The first design I want to focus on is what I'll call the "central-color" roll. These rolls accompanied the 1968 'color explosion' and were the first time color was ever used on a subway roll. Until then, lines were listed in white text on a black background only. But in 1968 that changed as the newly-arriving R40 cars brought these new rolls with them.
These cars actually predate the introduction of Akzidenz-Grotesk (Standard) into the system as brought by Vignelli, so the cars use the block font all-caps of some of the 1950s and 1960s signs with a colored square for the line in the center.
Joe Testagrose collection
Joe Testagrose collection
As you can see, the front of the cars used the same block font over a massive colored roll:
Doug Grotjahn photo
That design was slowly altered, however, and R40Ms and R42s arrived with the center-color design using Akzidenz-Grotesk as the font, lower-case letters, and the first circular 'bullet' design of any cars.
This is the general design of these rolls (houseofmemories802 photo):
At the front of the trains, the same colored roll was used, but now with smaller letters in Akzidenz-Grotesk:
Joe Testagrose collection
The R44 fleet, which arrived slightly later, used an identical side roll. At the front, rather than a colored rectangle, was an enlarged version of that 'bullet' on the center of the side signs.
This is how that looked:
Doug Grotjahn photo
Those rolls could also be used, rarely, on R40s/R42s:
Doug Grotjahn photo
Keeping track of the year is important here, however. The R44s were built beginning in 1971, according to the design specs of the late 1960s years. By 1972, Massimo Vignelli and Bob Noorda had codified the design system for the subway, and they outlined the new rollsign design in their graphics manual. The bullet, using the same 1968 color scheme, would go on the left of the sign over a white background, while the destinations would be printed on the right-hand side. New IRT rolls were printed with a version of this (not many were made, however--see the R17 rollsign thread I started to see how those were used and then modified), and I believe a design was planned for R32-R38 B Div cars to follow this format. The immediate result was that R46s, arriving beginning in 1975, would follow this design:
Here's that design in action--note that at the front is a colored bullet of today's general standard, for the first time:
Doug Grotjahn photo
One eBay seller now lists these rare R46 rolls on his page. The prices are high, but very negotiable, and quite rare. Here is the design for the N line:
houseofmemories802 photo
That design, introduced with the R46s, would then spread to the rest of the R40, R40M, R42, and R44 fleet. Between the mid-1970s and 1979, new signs were printed for many of the cars following Vignelli's new standards.

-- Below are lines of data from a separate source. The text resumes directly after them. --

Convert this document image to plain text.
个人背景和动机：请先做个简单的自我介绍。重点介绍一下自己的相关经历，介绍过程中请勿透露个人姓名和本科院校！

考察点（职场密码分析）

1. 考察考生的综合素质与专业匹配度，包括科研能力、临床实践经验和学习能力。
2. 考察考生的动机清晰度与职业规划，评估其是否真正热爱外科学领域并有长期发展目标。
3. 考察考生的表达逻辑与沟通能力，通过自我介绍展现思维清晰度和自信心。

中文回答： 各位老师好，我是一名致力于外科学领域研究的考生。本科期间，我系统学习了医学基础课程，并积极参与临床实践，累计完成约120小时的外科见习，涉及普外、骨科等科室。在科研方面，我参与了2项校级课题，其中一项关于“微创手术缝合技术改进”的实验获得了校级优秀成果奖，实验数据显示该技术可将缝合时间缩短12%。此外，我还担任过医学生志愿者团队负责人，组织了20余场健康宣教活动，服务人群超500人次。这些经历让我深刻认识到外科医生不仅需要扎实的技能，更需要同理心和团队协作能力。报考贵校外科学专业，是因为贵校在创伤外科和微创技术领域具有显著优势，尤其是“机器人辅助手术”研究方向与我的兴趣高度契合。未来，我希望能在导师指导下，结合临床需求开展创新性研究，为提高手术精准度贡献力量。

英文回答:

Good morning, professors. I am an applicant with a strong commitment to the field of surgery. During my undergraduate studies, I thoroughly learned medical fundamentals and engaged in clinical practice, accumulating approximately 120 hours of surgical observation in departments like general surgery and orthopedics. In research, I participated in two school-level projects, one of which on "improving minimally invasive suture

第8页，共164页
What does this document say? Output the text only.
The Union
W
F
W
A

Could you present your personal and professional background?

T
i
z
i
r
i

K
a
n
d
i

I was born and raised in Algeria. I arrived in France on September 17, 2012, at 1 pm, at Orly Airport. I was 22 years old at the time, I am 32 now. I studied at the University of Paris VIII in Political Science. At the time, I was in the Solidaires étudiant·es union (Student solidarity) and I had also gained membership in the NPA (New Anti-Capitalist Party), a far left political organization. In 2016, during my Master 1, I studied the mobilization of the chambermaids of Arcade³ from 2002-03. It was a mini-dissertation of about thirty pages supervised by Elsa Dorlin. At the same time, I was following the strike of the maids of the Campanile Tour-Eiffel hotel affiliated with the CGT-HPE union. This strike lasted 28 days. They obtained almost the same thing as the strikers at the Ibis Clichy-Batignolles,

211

In this photo, you can see an R42 set at left with the original rolls and an R40M set at right with the new, mid-1970s rolls with the new standards:
Steve Zabel photo
At the front of the trains, new rolls were also being printed that followed the bullet design. Like the originals, these rolls (still using 1968 colors) scrolled vertically rather than horizontally:
Steve Zabel photo
David Pirmann collection
That new pairing of a circular, Akzidenz-Grotesk bullet with 1968 colors and the side roll with a white backing and left-justified bullets would be retrofitted onto cars right up until the 1979 transition to trunk line colors. Many cars kept the old rolls--including the out of date colors--well into the 1980s. For me, those designs are cleanest the subway ever saw. The late-1980s retrofits to the rollsigns were clunky Helvetica without the white backing that made the Vignelli signs so crisp and clear. Upon GOH, R40s and R42s lost the single-piece rolls--which were admittedly impractical, as they only had the colors and lines of a certain section of the system--for three-piece signs that last today. And by the early 1990s, a significant portion of the fleet--all R44s and R46s--had lost side rollsigns entirely. But those bullets live on, and Vignelli's design remains the best the subway has seen.